A new car in India typically loses around 15–20% of its market value in the first year. Actual depreciation varies based on brand, demand, mileage, condition, and ownership history.  
How does mileage affect vehicle depreciation? 
Higher mileage usually increases depreciation because it indicates greater wear and tear. Vehicles with lower running costs often retain better resale value in the used car market.  
Can I reduce the depreciation rate of my car? 
You cannot reduce tax depreciation rates prescribed under the Income Tax Act. However, maintaining low mileage, timely servicing, and good condition can reduce market-value depreciation.  
What is a zero-depreciation add-on in car insurance? 
A zero-depreciation add-on is an insurance cover that does not deduct depreciation from the replacement cost of parts during claim settlement, resulting in a higher claim payout.  
How to calculate the depreciation value of a car? 
Car depreciation under income tax is calculated using the WDV method: 
Depreciation = Current WDV × Applicable Depreciation Rate.  
For resale value, depreciation is estimated based on age, mileage, condition, and market demand.   
What is the depreciation rate for cars? 
The standard depreciation rate for cars used for business purposes is 15% under the Income Tax Rules. Cars used for hire generally qualify for 30% depreciation.   
How can I get an accurate depreciation rate for my vehicle? 
You can determine accurate tax depreciation from the latest Income Tax depreciation schedule. For resale depreciation, valuation platforms, insurers, and certified assessors provide more realistic estimates.   
Does car color affect depreciation rates?  
Yes, car color can affect resale depreciation. Neutral colors like white, silver, and grey usually retain value better because they have a broader market demand.   
Does car depreciation per year affect my resale value or only tax savings? 
Car depreciation affects both resale value and tax savings. Tax depreciation reduces taxable income for businesses, while market depreciation lowers the vehicle’s resale price over time.   
What is motor vehicle depreciation rate for commercial vehicles on hire?  

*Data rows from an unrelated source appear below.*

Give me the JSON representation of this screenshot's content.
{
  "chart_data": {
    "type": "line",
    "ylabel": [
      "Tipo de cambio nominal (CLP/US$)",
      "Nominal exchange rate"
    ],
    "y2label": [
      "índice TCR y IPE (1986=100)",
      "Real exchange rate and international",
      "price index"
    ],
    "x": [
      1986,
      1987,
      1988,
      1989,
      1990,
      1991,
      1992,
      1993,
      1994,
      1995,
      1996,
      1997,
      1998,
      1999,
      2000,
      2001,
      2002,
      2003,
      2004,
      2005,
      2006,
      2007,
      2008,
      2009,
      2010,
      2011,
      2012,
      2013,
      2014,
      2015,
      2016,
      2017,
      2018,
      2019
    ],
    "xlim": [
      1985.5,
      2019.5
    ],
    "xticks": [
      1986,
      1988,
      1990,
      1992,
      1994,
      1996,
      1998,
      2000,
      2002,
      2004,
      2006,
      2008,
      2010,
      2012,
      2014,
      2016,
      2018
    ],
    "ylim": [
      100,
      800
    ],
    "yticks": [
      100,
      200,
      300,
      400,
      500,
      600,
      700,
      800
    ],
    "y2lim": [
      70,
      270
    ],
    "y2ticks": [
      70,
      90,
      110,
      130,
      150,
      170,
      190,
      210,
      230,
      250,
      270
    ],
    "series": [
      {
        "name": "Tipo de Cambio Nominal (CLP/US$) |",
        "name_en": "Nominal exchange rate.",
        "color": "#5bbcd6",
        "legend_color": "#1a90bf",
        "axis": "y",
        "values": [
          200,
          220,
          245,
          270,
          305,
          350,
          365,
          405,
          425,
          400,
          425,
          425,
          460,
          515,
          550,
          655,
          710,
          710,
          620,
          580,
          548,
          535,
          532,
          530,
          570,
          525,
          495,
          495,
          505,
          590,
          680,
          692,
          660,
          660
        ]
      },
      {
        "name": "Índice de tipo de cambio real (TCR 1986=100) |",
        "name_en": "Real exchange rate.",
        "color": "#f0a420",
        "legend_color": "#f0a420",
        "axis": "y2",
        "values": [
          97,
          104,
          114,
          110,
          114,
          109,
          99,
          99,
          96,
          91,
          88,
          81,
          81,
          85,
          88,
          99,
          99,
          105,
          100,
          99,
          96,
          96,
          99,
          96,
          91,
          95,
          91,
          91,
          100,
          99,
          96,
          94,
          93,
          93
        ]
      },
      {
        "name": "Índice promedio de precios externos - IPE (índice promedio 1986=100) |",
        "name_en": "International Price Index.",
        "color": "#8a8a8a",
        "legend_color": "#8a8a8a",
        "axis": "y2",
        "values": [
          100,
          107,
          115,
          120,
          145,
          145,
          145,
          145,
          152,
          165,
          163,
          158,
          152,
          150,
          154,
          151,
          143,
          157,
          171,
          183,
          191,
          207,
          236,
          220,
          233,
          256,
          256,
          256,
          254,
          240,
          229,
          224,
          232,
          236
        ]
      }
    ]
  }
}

Commercial vehicles used for hire, such as taxis, buses, and trucks, generally qualify for a 30% depreciation rate under the Income Tax Rules.   
What is the car depreciation rate per year for business use?  
Cars used for normal business purposes generally attract 15% annual depreciation under the WDV method. The rate may differ if the vehicle is used commercially for hire.